Most affected individuals develop a localized rash that lasts from a few hours to several days. In more sensitive individuals, the rash can be severe and last for weeks. Respiratory distress from inhaling the hairs can be serious. The rash and difficulty breathing result from both a chemical reaction to a toxin in the hairs and a physical irritation as the barbed hairs become embedded in the skin and airways.

But it’s not the first time that caterpillars have caused disruptions. In 2018, fuzzy caterpillars besieged a neighborhood in Blue Hill flooding the Mines Road between Second and Third ponds for weeks and causing a traffic advisory to be placed along those roads.

Steps Mainers can take to protect themselves from browntail moth hairs:

―- Avoid places infested by caterpillars. When performing activities outdoors that may stir up caterpillar hairs, choose damp days or wet vegetation with a hose. The moisture helps keep the hairs from becoming airborne.
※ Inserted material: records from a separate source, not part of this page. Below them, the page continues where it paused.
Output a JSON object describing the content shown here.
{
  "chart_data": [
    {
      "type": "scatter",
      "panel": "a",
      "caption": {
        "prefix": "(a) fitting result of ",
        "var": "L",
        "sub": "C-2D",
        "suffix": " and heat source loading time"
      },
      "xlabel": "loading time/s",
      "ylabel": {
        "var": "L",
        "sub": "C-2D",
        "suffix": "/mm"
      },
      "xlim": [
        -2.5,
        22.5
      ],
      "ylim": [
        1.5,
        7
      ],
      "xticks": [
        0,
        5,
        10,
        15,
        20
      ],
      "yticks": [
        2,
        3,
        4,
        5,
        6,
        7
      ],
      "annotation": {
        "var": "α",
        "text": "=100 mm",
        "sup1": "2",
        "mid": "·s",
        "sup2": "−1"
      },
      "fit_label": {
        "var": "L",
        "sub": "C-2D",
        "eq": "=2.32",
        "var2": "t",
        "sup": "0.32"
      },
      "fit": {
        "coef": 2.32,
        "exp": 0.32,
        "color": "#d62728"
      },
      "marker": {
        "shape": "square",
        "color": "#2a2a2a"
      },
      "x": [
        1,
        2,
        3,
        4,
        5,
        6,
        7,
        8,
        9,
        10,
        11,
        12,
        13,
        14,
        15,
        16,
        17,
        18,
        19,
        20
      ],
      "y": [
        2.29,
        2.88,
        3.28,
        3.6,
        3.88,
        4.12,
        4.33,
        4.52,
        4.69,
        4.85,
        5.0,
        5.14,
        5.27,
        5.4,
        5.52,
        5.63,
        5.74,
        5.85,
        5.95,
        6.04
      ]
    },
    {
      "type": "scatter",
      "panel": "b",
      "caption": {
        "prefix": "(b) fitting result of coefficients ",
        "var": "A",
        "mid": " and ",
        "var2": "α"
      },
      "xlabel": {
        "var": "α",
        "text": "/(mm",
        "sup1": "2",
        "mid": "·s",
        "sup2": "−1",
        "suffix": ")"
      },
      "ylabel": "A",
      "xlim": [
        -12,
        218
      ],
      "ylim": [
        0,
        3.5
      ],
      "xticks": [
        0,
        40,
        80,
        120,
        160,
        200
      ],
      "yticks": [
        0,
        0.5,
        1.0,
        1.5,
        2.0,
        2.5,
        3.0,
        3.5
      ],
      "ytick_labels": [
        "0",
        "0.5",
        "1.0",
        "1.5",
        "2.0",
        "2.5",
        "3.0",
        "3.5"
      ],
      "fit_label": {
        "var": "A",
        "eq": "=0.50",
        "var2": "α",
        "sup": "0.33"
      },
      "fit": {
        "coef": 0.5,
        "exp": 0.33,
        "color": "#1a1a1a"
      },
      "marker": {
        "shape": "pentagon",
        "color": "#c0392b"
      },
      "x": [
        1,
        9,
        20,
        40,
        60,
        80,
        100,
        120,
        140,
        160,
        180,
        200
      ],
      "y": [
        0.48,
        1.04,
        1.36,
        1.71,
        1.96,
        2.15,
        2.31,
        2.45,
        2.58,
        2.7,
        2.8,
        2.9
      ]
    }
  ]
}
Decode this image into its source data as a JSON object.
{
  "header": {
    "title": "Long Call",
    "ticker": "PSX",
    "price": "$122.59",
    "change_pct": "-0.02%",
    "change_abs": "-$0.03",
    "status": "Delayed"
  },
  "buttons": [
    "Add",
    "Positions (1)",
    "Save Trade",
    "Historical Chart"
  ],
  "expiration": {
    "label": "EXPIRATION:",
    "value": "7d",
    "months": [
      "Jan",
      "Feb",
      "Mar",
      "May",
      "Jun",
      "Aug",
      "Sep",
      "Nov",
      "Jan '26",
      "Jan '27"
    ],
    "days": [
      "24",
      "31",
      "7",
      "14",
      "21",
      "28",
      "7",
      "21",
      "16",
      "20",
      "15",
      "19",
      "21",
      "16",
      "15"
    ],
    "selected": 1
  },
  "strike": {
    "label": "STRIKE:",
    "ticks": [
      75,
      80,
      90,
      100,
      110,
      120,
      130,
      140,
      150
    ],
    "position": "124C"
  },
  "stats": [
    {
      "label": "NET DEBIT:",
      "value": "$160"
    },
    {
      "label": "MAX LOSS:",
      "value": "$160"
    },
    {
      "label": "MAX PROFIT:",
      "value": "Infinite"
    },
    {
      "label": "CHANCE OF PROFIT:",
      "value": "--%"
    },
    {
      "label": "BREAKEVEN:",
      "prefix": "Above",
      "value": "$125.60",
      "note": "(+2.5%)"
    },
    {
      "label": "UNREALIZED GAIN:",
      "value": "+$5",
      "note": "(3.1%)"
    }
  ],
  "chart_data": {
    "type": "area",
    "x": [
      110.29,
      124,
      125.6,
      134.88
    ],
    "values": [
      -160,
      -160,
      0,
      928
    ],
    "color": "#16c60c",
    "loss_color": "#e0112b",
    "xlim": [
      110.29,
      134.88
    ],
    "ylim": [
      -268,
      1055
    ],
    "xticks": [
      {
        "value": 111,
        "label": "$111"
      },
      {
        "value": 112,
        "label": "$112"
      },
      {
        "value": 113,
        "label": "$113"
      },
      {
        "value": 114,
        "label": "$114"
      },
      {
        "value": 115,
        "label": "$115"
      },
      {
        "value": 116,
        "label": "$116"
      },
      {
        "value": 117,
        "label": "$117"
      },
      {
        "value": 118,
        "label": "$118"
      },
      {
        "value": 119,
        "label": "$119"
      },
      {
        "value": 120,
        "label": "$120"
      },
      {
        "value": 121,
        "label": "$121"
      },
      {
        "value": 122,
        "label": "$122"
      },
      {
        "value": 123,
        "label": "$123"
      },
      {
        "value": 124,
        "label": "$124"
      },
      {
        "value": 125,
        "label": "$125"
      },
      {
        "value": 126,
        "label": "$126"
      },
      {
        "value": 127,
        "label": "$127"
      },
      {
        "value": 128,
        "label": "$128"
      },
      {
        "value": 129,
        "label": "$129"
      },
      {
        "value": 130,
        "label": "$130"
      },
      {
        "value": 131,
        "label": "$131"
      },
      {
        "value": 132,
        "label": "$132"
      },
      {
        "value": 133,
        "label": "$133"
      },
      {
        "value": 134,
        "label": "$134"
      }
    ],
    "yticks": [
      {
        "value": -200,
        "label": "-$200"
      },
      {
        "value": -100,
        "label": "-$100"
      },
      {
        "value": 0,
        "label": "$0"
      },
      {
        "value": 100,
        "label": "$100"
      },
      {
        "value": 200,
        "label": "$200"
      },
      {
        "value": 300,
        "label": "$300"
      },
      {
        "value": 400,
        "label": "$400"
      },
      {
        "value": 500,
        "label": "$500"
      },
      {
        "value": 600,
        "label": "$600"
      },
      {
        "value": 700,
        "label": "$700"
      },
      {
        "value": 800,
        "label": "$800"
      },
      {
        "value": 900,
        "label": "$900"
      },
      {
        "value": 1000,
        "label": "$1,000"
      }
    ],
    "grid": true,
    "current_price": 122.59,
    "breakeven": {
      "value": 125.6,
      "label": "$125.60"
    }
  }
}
—- Cover your face with a respirator, if available, and goggles. Take extra care to avoid activities that stir up hairs. If respirators are difficult to obtain, perform outdoor activities with a cloth face covering, which may reduce the risk of inhaling caterpillar hairs.

—- Wear long sleeves, pants and a hat and tightly secure clothing around the neck, wrists, and ankles.

—- Take cool showers and change clothes after outdoor activities in infested areas. Dry laundry inside during June and July to avoid hairs embedding into clothing.